For as the angels were mismanaging the world, owing to love of power, he (Simon) had come to set things straight, and had descended under a changed form, likening himself to the Principalities and Powers through whom he passed, so that among men he appeared as a man, though he was not a man, and was thought to have suffered in Judaea, though he had not suffered. –
(Refutation of All Heresies, 6, 19).
I mean: when the Magus did that claim (identity with Jesus), he was assuming implicitly a distinction between how Jesus was conceived by others - viz. as a historical man - and how he had to be conceived by a Simonian: as Simon himself, really.

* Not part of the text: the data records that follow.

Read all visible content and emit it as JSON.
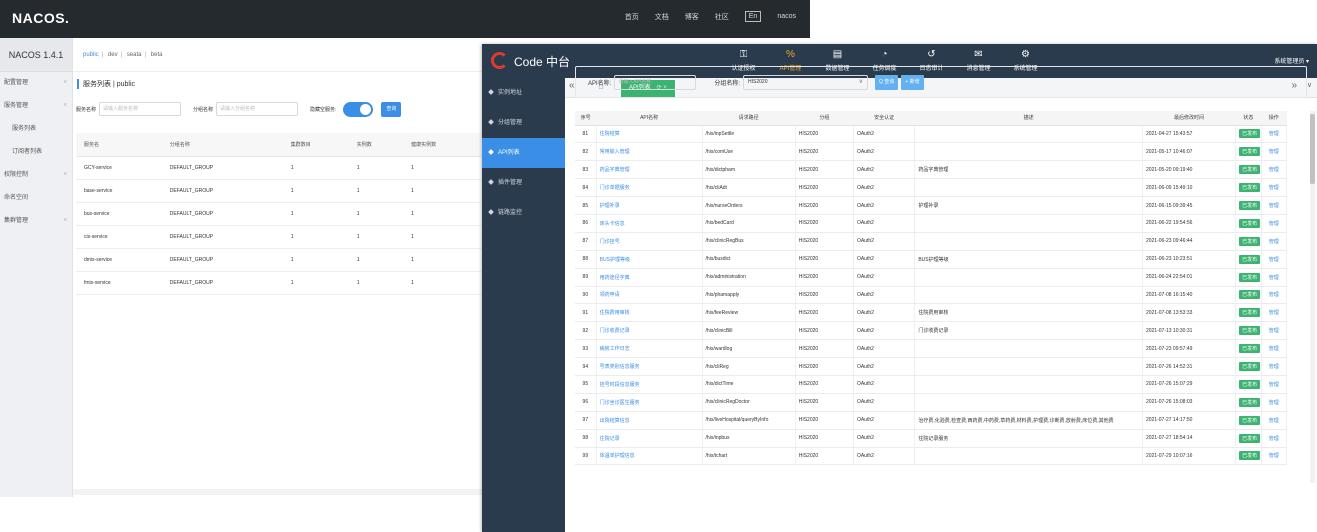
{
  "nacos": {
    "logo": "NACOS.",
    "nav": [
      "首页",
      "文档",
      "博客",
      "社区",
      "En",
      "nacos"
    ],
    "version": "NACOS 1.4.1",
    "sidebar": [
      {
        "label": "配置管理",
        "arrow": true,
        "sub": false
      },
      {
        "label": "服务管理",
        "arrow": true,
        "sub": false
      },
      {
        "label": "服务列表",
        "arrow": false,
        "sub": true
      },
      {
        "label": "订阅者列表",
        "arrow": false,
        "sub": true
      },
      {
        "label": "权限控制",
        "arrow": true,
        "sub": false
      },
      {
        "label": "命名空间",
        "arrow": false,
        "sub": false
      },
      {
        "label": "集群管理",
        "arrow": true,
        "sub": false
      }
    ],
    "namespaces": [
      "public",
      "dev",
      "seata",
      "beta"
    ],
    "title": "服务列表  |  public",
    "filters": {
      "service_label": "服务名称",
      "service_placeholder": "请输入服务名称",
      "group_label": "分组名称",
      "group_placeholder": "请输入分组名称",
      "hide_empty_label": "隐藏空服务:",
      "query_button": "查询"
    },
    "table": {
      "headers": [
        "服务名",
        "分组名称",
        "集群数目",
        "实例数",
        "健康实例数"
      ],
      "rows": [
        [
          "GCY-service",
          "DEFAULT_GROUP",
          "1",
          "1",
          "1"
        ],
        [
          "base-service",
          "DEFAULT_GROUP",
          "1",
          "1",
          "1"
        ],
        [
          "bus-service",
          "DEFAULT_GROUP",
          "1",
          "1",
          "1"
        ],
        [
          "cis-service",
          "DEFAULT_GROUP",
          "1",
          "1",
          "1"
        ],
        [
          "dmis-service",
          "DEFAULT_GROUP",
          "1",
          "1",
          "1"
        ],
        [
          "fmis-service",
          "DEFAULT_GROUP",
          "1",
          "1",
          "1"
        ]
      ]
    }
  },
  "code": {
    "brand": "Code 中台",
    "menu": [
      {
        "icon": "key-icon",
        "glyph": "⚿",
        "label": "认证授权",
        "active": false
      },
      {
        "icon": "link-icon",
        "glyph": "%",
        "label": "API管理",
        "active": true
      },
      {
        "icon": "database-icon",
        "glyph": "▤",
        "label": "数据管理",
        "active": false
      },
      {
        "icon": "dashboard-icon",
        "glyph": "◔",
        "label": "任务调度",
        "active": false
      },
      {
        "icon": "history-icon",
        "glyph": "↺",
        "label": "日志审计",
        "active": false
      },
      {
        "icon": "mail-icon",
        "glyph": "✉",
        "label": "消息管理",
        "active": false
      },
      {
        "icon": "cogs-icon",
        "glyph": "⚙",
        "label": "系统管理",
        "active": false
      }
    ],
    "user": "系统管理员 ▾",
    "sidebar": [
      {
        "label": "实例地址",
        "active": false
      },
      {
        "label": "分组管理",
        "active": false
      },
      {
        "label": "API列表",
        "active": true
      },
      {
        "label": "插件管理",
        "active": false
      },
      {
        "label": "链路监控",
        "active": false
      }
    ],
    "tabs": {
      "back": "«",
      "home": "⌂",
      "active_tab": "API列表",
      "forward": "»",
      "more": "∨"
    },
    "filter": {
      "api_label": "API名称:",
      "api_placeholder": "请输入API名称",
      "group_label": "分组名称:",
      "group_value": "HIS2020",
      "search_button": "Q 查询",
      "add_button": "+ 新增"
    },
    "table": {
      "headers": [
        "序号",
        "API名称",
        "请求路径",
        "分组",
        "安全认证",
        "描述",
        "最后修改时间",
        "状态",
        "操作"
      ],
      "rows": [
        [
          "81",
          "住院结算",
          "/his/inpSettle",
          "HIS2020",
          "OAuth2",
          "",
          "2021-04-27 15:43:57",
          "已发布",
          "管理"
        ],
        [
          "82",
          "常用输入管理",
          "/his/comUse",
          "HIS2020",
          "OAuth2",
          "",
          "2021-05-17 10:46:07",
          "已发布",
          "管理"
        ],
        [
          "83",
          "药品字典管理",
          "/his/dictpham",
          "HIS2020",
          "OAuth2",
          "药品字典管理",
          "2021-05-20 09:19:40",
          "已发布",
          "管理"
        ],
        [
          "84",
          "门诊单据服务",
          "/his/cliAdt",
          "HIS2020",
          "OAuth2",
          "",
          "2021-06-09 15:49:10",
          "已发布",
          "管理"
        ],
        [
          "85",
          "护理补录",
          "/his/nurseOrders",
          "HIS2020",
          "OAuth2",
          "护理补录",
          "2021-06-15 09:39:45",
          "已发布",
          "管理"
        ],
        [
          "86",
          "床头卡信息",
          "/his/bedCard",
          "HIS2020",
          "OAuth2",
          "",
          "2021-06-22 19:54:56",
          "已发布",
          "管理"
        ],
        [
          "87",
          "门诊挂号",
          "/his/clinicRegBus",
          "HIS2020",
          "OAuth2",
          "",
          "2021-06-23 09:46:44",
          "已发布",
          "管理"
        ],
        [
          "88",
          "BUS护理等级",
          "/his/busdict",
          "HIS2020",
          "OAuth2",
          "BUS护理等级",
          "2021-06-23 10:23:51",
          "已发布",
          "管理"
        ],
        [
          "89",
          "用药途径字典",
          "/his/administration",
          "HIS2020",
          "OAuth2",
          "",
          "2021-06-24 22:54:01",
          "已发布",
          "管理"
        ],
        [
          "90",
          "领药申请",
          "/his/phamapply",
          "HIS2020",
          "OAuth2",
          "",
          "2021-07-08 16:15:40",
          "已发布",
          "管理"
        ],
        [
          "91",
          "住院费用审核",
          "/his/feeReview",
          "HIS2020",
          "OAuth2",
          "住院费用审核",
          "2021-07-08 13:53:33",
          "已发布",
          "管理"
        ],
        [
          "92",
          "门诊收费记录",
          "/his/clinicBill",
          "HIS2020",
          "OAuth2",
          "门诊收费记录",
          "2021-07-13 10:30:31",
          "已发布",
          "管理"
        ],
        [
          "93",
          "病房工作日志",
          "/his/wardlog",
          "HIS2020",
          "OAuth2",
          "",
          "2021-07-23 09:57:49",
          "已发布",
          "管理"
        ],
        [
          "94",
          "号表类别信息服务",
          "/his/cliReg",
          "HIS2020",
          "OAuth2",
          "",
          "2021-07-26 14:52:31",
          "已发布",
          "管理"
        ],
        [
          "95",
          "挂号时段信息服务",
          "/his/dictTime",
          "HIS2020",
          "OAuth2",
          "",
          "2021-07-26 15:07:29",
          "已发布",
          "管理"
        ],
        [
          "96",
          "门诊坐诊医生服务",
          "/his/clinicRegDoctor",
          "HIS2020",
          "OAuth2",
          "",
          "2021-07-26 15:08:03",
          "已发布",
          "管理"
        ],
        [
          "97",
          "出院结算信息",
          "/his/liveHospital/queryByInfo",
          "HIS2020",
          "OAuth2",
          "治疗费,化验费,检查费,西药费,中药费,草药费,材料费,护理费,诊断费,放射费,床位费,其他费",
          "2021-07-27 14:17:50",
          "已发布",
          "管理"
        ],
        [
          "98",
          "住院记录",
          "/his/inpbus",
          "HIS2020",
          "OAuth2",
          "住院记录服务",
          "2021-07-27 18:54:14",
          "已发布",
          "管理"
        ],
        [
          "99",
          "体温单护理信息",
          "/his/tchart",
          "HIS2020",
          "OAuth2",
          "",
          "2021-07-29 10:07:16",
          "已发布",
          "管理"
        ]
      ]
    }
  }
}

So if Roger Parvus is right to consider the Ascension of Isaiah and a lot of pauline portions as later Gnostic fabrications designed to make a already existing image of Jesus as the distorted and judaized image of the real "Jesus" (Simon Magus) , then these Gnostic efforts (of co-optation) prove logically that that "already existing image of Jesus" placed him in a precise point of the History in Judea.

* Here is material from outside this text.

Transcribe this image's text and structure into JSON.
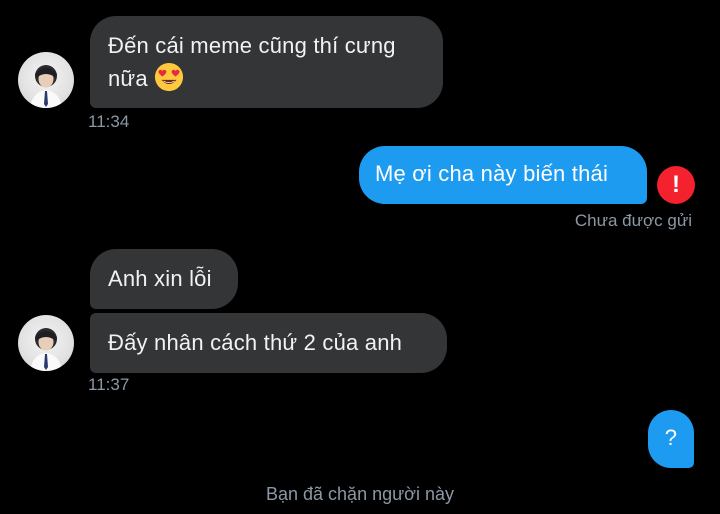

They weren't inventing that previous Jesus, they were co-opting him. So he had to exist in first place, to be co-opted.
How may the mythicists reply against this serious argument? I don't think that the negation of the historicity of Simon Magus may resolve the problem. They may reply by pointing out the fact that Jesus was already euhemerized by "Mark" well before Simon Magus was co-opting and usurping his human legacy.
So the mythicists are moved to consider Simon Magus or the his similar "co-opters" as the figure of the "false Christs" meant in Mark 13. But then Jesus was already euhemerized before Mark 13 was written. Then Mark 13 was probably a later addition to proto-Mark.
So, while it seems to me that Jesus never existed, I think that this evidence about Simon Magus is the best evidence, until now, of the historicity of the man Jesus.